R: Cross-validation run

cross_val {CARRoT}

R Documentation

Cross-validation run

Description

Function running a single cross-validation by partitioning the data into training and test set

Usage

cross_val(
  vari,
  outi,
  c,
  rule,
  part,
  l,
  we,
  vari_col,
  preds,
  mode,
  cmode,
  predm,
  cutoff,
  objfun,
  minx = 1,
  maxx = NULL,
  nr = NULL,
  maxw = NULL,
  st = NULL,
  corr = 1,
  Rsq = F,
  marg = 0,
  n_tr,
  preds_tr
)

Arguments

`vari`	set of predictors
`outi`	array of outcomes
`c`	set of all indices of the predictors
`rule`	an Events per Variable (EPV) rule, defaults to 10
`part`	indicates partition of the original data-set into training and test set in a proportion `(part-1):1`
`l`	number of observations
`we`	weights of the predictors
`vari_col`	overall number of predictors
`preds`	array to write predictions for the test split into, intially empty
`mode`	`'binary'` (logistic regression), `'multin'` (multinomial regression)
`cmode`	`'det'` or `''`; `'det'` always predicts the more likely outcome as determined by the odds ratio; `''` predicts certain outcome with probability corresponding to its odds ratio (more conservative). Option available for multinomial/logistic regression
`predm`	`'exact'` or `''`; for logistic and multinomial regression; `'exact'` computes how many times the exact outcome category was predicted, `''` computes how many times either the exact outcome category or its nearest neighbour was predicted
`cutoff`	cut-off value for logistic regression
`objfun`	`'roc'` for maximising the predictive power with respect to AUC, `'acc'` for maximising predictive power with respect to accuracy.
`minx`	minimum number of predictors to be included in a regression, defaults to 1
`maxx`	maximum number of predictors to be included in a regression, defaults to maximum feasible number according to one in ten rule
`nr`	a subset of the data-set, such that `1/part` of it lies in the test set and `1-1/part` is in the training set, defaults to empty set
`maxw`	maximum weight of predictors to be included in a regression, defaults to maximum weight according to one in ten rule
`st`	a subset of predictors to be always included into a predictive model,defaults to empty set
`corr`	maximum correlation between a pair of predictors in a model
`Rsq`	whether R-squared statistics constrained is introduced
`marg`	margin of error for R-squared statistics constraint
`n_tr`	size of the training set
`preds_tr`	array to write predictions for the training split into, intially empty

Value

`regr`	An M x N matrix of sums of the absolute errors for each element of the test set for each feasible regression. M is maximum feasible number of variables included in a regression, N is the maximum feasible number of regressions of the fixed size; the row index indicates the number of variables included in a regression. Therefore each row corresponds to results obtained from running regressions with the same number of variables and columns correspond to different subsets of predictors used.
`regrr`	An M x N matrix of sums of the relative errors for each element of the test set (only for `mode = 'linear'`) for each feasible regression. M is maximum feasible number of variables included in a regression, N is the maximum feasible number of regressions of the fixed size; the row index indicates the number of variables included in a regression. Therefore each row corresponds to results obtained from running regressions with the same number of variables and columns correspond to different subsets of predictors used.
`nvar`	Maximum feasible number of variables in the regression
`emp`	An accuracy of always predicting the more likely outcome as suggested by the training set (only for `mode = 'binary'` and `objfun = 'acc'`)

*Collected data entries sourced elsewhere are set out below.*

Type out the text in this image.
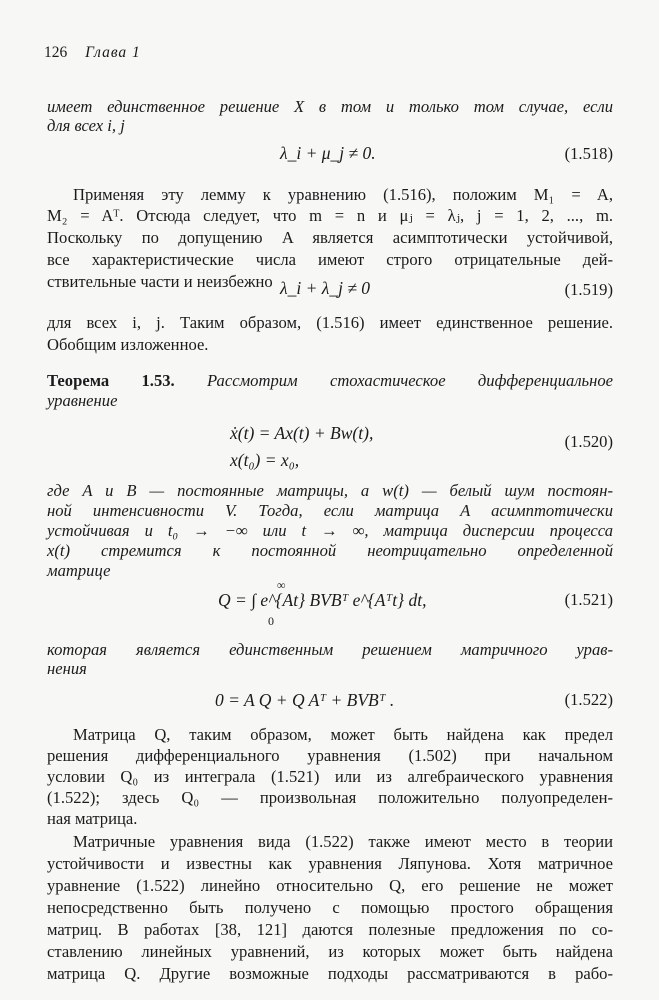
126 Глава 1
имеет единственное решение X в том и только том случае, если
для всех i, j
λ_i + μ_j ≠ 0.	(1.518)
Применяя эту лемму к уравнению (1.516), положим M₁ = A,
M₂ = Aᵀ. Отсюда следует, что m = n и μⱼ = λⱼ, j = 1, 2, ..., m.
Поскольку по допущению A является асимптотически устойчивой,
все характеристические числа имеют строго отрицательные дей-
ствительные части и неизбежно λ_i + λ_j ≠ 0	(1.519)
для всех i, j. Таким образом, (1.516) имеет единственное решение.
Обобщим изложенное.
Теорема 1.53. Рассмотрим стохастическое дифференциальное
уравнение
ẋ(t) = Ax(t) + Bw(t),
x(t₀) = x₀,
(1.520)
где A и B — постоянные матрицы, а w(t) — белый шум постоян-
ной интенсивности V. Тогда, если матрица A асимптотически
устойчивая и t₀ → −∞ или t → ∞, матрица дисперсии процесса
x(t) стремится к постоянной неотрицательно определенной
матрице
Q = ∫ e^{At} BVBᵀ e^{Aᵀt} dt,
∞
0
(1.521)
которая является единственным решением матричного урав-
нения
0 = A Q + Q Aᵀ + BVBᵀ .	(1.522)
Матрица Q, таким образом, может быть найдена как предел
решения дифференциального уравнения (1.502) при начальном
условии Q₀ из интеграла (1.521) или из алгебраического уравнения
(1.522); здесь Q₀ — произвольная положительно полуопределен-
ная матрица.
Матричные уравнения вида (1.522) также имеют место в теории
устойчивости и известны как уравнения Ляпунова. Хотя матричное
уравнение (1.522) линейно относительно Q, его решение не может
непосредственно быть получено с помощью простого обращения
матриц. В работах [38, 121] даются полезные предложения по со-
ставлению линейных уравнений, из которых может быть найдена
матрица Q. Другие возможные подходы рассматриваются в рабо-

In regr and regrr NA values are possible since for some numbers of variables there are fewer feasible regressions than for the others.

Examples

#creating variables

vari<-matrix(c(1:100,seq(1,300,3)),ncol=2)

#creating outcomes

out<-rbinom(100,1,0.3)

#creating array for predictions

pr<-array(NA,c(2,2))

pr_tr<-array(NA,c(2,2))

#passing set of the inexes of the predictors

c<-c(1:2)

#passing the weights of the predictors

we<-c(1,1)

#setting the mode

m<-'binary'

#running the function

cross_val(vari,out,c,10,10,100,we,2,pr,m,'det','exact',0.5,'acc',nr=c(1,4),n_tr=90,preds_tr=pr_tr)